Tahun 1826, masih oleh de Stuers, diadakan lagi perubahan dalam tata pemerintahan di daerah ini. Tahun itu Keresidenan Padang dan Daerah-Daerah Taklukannya dibagi menjadi empat Afdeeling, yaitu:

Pertama, Afdeeling Padangsche Benedenlanden yang meliputi kawas­an pantai, mulai dari Tiku hingga Tarusan dan ke arah daratan dinyatakan berbatas dengan kaki-kaki perbukitan.

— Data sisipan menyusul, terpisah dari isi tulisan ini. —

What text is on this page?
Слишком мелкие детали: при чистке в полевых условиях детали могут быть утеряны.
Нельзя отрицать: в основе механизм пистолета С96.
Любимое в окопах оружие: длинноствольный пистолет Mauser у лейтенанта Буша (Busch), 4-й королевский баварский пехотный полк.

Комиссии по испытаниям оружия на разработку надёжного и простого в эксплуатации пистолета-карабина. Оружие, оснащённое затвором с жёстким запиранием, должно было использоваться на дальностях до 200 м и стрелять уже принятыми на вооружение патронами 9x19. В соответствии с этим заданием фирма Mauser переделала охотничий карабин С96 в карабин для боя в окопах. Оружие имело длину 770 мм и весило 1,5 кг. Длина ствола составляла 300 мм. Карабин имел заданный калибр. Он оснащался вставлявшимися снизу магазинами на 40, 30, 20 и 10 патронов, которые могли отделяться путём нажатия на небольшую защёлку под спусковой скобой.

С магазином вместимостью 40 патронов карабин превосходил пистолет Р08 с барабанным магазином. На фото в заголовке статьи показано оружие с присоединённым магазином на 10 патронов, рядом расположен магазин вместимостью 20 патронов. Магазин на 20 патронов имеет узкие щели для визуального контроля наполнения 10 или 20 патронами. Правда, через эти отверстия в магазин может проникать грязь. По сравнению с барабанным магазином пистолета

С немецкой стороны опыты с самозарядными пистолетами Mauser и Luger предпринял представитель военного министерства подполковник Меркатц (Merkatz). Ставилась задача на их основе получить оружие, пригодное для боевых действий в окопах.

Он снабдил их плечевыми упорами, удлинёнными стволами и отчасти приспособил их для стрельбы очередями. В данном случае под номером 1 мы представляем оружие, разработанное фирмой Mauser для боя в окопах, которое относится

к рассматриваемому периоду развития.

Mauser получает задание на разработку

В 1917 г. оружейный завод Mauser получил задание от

Kedua, Afdeeling Padangsche Bovenlanden meliputi kawas­an pedalaman Sumatera Barat. Batas-batas Afdeeling ini antara lain: Sebelah utara berbatas dengan de­ngan Bonjol dan Agam, ke arah timur berbatas de­ngan Li­ma­puluh Kota dan Lintau, ke arah selatan ber­batas dengan Talawi dan ke arah barat dengan Bukit Baris­an.

Ketiga, Zuidelijke Afdeeling yang mencakup kawasan mulai dari Tarusan hingga Indrapura. Ke dalam Afdeeling ini juga dimasukkan Onderafdeeling der Eilanden, yaitu unit administratif yang baru dibentuk untuk meng­urus pulau-pulau yang terdapat di kawasan ba­rat Sumatera Barat. Pulau Batu dianggap seba­gai pulau utama sehingga di sana ditempatkan se­orang Gezag­hebber untuk On­der­­afdeeling ini.

Keempat, Noordelije Afdeeling, yang mencakup kawasan dari Ba­rus hingga Ujung Masang. Afdeeling ini dibagi la­gi menjadi empat Onderafdeelingen, yaitu: a). Barus; b). Tapanuli; c). Natal; d). Air Bangis.

Di samping berkaitan dengan pengembalian Pantai Barat oleh Inggris, perubahan pemerintahan daerah tahun 1826 itu juga berhubungan dengan gerak maju pasukan Belanda dalam perang melawan kaum Padri di daerah pedalaman. Wilayah yang dikuasai Belanda semakin luas, dan sebagian besar Agam serta Limapuluh Kota sudah mereka masuki.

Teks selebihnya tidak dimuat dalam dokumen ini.